Yes. That figure is near enough. A slightly moveable number mind. But the more pertinent one is this. Last year's borrowing was around £150bn. Of that, £100bn+ was to pay interest on previous debts, which mature and roll over all the time. This percentage will increase next year. That is why gilt yeilds jumping is very bad news. It costs billions. The crazy back and forth of statements and leaks and U turns affects market sentiment and costs an absurd fortune.
https://www.newlocal.org.uk/articles/cuts-or-unsustainable-spending/ Invest to save, funded by excessive wealth and windfall not lending, without cutting public services. Setting up schemes that will improve society, safety, health and consequently qualifications and productivity. That’ll reassure lenders. A better option than living in a third world country just to keep uber rich lenders happy.

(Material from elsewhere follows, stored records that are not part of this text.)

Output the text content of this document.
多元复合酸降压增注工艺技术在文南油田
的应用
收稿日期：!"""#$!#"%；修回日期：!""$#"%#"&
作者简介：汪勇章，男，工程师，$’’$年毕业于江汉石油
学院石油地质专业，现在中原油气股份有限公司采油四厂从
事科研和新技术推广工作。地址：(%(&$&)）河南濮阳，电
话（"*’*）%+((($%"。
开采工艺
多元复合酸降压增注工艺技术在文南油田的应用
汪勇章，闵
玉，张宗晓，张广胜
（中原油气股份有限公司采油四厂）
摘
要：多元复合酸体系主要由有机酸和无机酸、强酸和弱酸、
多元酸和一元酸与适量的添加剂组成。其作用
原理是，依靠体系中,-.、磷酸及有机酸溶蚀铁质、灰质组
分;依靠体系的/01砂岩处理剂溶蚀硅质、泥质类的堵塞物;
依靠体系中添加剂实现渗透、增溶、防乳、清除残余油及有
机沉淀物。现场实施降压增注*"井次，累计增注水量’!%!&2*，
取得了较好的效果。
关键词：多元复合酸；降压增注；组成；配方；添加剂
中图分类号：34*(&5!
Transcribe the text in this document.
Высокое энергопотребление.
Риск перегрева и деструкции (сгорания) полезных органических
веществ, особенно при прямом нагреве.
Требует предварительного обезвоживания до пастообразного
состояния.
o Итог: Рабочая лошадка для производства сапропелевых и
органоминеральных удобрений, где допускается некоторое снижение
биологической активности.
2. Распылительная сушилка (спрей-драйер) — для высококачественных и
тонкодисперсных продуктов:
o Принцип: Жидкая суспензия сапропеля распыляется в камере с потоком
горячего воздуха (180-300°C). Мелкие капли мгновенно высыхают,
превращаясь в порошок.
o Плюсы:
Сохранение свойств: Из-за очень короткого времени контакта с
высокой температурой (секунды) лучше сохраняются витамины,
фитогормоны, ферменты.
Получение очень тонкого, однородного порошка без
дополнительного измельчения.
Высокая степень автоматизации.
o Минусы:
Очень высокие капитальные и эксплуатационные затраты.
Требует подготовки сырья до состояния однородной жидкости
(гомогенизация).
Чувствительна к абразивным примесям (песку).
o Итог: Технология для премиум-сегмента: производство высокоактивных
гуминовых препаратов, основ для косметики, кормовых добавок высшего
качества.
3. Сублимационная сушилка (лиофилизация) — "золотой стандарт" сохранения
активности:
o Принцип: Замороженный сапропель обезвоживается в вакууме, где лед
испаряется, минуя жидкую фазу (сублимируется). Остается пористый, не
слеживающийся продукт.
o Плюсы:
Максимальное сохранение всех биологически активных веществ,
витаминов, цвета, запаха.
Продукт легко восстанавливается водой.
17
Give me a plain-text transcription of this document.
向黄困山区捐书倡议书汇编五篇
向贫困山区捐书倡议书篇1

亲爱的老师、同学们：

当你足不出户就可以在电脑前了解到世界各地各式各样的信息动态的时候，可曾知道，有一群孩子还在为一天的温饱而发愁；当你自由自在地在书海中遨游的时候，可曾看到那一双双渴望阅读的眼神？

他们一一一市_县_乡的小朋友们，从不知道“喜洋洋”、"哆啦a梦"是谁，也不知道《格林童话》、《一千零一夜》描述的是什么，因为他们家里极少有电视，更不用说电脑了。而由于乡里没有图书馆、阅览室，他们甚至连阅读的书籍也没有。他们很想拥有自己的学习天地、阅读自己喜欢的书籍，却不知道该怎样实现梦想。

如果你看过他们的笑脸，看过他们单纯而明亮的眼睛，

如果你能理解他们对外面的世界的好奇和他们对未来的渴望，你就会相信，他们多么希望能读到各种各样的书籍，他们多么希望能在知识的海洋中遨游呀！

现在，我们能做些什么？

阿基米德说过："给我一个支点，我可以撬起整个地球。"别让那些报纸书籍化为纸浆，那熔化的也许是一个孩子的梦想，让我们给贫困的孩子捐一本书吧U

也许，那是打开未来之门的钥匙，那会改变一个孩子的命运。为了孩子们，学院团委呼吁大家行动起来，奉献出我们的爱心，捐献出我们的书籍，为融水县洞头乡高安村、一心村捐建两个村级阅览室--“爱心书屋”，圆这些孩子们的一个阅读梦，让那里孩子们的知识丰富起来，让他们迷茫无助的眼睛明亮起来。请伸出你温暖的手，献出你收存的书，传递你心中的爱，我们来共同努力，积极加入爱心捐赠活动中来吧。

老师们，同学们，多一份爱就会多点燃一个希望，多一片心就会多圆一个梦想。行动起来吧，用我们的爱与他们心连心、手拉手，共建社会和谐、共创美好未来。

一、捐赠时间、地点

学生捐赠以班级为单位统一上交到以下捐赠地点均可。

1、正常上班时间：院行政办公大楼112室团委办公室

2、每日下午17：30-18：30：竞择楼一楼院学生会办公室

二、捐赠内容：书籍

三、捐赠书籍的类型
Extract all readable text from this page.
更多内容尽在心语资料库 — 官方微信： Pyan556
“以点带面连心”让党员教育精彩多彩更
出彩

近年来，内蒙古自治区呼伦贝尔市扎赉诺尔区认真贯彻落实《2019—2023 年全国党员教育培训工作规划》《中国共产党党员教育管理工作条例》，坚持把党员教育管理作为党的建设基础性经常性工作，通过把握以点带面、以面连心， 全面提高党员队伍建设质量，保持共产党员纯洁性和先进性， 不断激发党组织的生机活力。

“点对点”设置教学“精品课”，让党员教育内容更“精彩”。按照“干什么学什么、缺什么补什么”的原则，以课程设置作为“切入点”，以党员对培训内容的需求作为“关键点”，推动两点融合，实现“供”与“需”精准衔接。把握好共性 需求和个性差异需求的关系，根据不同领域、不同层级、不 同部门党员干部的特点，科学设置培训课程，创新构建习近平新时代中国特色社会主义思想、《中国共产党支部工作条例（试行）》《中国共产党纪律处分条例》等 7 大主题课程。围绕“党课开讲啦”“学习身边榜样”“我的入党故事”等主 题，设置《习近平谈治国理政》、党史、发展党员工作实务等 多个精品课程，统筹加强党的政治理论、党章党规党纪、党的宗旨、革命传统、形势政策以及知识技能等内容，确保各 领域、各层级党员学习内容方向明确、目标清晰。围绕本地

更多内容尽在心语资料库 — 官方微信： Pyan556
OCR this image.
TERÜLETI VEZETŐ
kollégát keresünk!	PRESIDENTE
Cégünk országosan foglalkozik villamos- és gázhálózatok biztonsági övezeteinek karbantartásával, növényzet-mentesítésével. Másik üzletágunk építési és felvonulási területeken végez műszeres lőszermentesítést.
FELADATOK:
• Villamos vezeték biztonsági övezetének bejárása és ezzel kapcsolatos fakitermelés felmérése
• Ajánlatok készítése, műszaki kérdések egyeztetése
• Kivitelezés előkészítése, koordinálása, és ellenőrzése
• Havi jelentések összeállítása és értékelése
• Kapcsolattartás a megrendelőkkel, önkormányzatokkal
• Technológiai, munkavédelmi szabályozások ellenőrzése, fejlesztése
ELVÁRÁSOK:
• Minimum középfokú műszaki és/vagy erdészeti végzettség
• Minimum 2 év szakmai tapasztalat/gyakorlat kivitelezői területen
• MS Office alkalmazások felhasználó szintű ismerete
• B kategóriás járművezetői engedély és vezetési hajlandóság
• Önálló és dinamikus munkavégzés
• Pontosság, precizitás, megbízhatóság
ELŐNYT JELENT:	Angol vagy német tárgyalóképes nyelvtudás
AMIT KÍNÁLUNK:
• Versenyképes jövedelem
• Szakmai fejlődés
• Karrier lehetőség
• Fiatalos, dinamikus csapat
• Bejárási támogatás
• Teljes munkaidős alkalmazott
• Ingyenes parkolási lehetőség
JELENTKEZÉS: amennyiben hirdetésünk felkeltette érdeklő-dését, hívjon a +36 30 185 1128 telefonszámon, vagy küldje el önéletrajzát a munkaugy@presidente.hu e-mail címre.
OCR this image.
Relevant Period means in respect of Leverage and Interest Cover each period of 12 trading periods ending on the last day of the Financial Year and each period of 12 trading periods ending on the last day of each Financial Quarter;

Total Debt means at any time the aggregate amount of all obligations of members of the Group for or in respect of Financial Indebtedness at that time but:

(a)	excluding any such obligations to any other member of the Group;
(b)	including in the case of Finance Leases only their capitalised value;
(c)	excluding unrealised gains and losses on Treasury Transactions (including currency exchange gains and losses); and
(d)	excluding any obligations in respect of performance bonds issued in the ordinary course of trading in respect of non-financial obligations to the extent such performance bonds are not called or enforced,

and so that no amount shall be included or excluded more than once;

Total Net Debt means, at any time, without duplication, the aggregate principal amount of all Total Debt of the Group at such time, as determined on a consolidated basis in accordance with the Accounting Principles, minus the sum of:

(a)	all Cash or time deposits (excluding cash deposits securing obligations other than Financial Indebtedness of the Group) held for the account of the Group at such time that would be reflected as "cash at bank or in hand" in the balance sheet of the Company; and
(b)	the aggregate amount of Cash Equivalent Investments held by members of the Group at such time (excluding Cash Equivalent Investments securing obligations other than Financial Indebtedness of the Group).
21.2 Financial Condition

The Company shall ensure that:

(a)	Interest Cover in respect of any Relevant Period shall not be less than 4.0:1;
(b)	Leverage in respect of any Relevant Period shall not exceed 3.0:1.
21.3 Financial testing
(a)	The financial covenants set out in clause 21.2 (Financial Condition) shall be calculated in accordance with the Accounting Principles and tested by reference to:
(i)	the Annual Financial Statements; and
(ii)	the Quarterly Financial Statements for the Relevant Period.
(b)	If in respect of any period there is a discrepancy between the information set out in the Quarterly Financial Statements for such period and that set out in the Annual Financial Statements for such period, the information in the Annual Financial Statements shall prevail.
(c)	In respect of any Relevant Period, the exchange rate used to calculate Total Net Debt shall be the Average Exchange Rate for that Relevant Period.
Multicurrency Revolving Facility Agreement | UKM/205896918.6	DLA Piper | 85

Yes the argument in a nutshell, it should be our own personal choice to drink alcohol, smoke tobacco or anything else ( cannabis should be legslised and taxed IMHO). Shouldn't they be taxed to pay for instance the NHS and lung cancer treatment. Is the argument different for kids particularly with.sugary drinks... obesity and bad teeth etc.I often pick my g'kids up from school... my unscientific observation is the number of obese kids is very different when I was at school (I am 73). In my class of 30 odd pupils, there was only fatty Craggs who was obese. Now in a class of 30 at least a dozen kids will be very overweight. Obviously parents have to share the blame for this 'epidemic ' as well as the companies who make profits out of selling ( often addictive) crap food and drinks. Apologies rant over.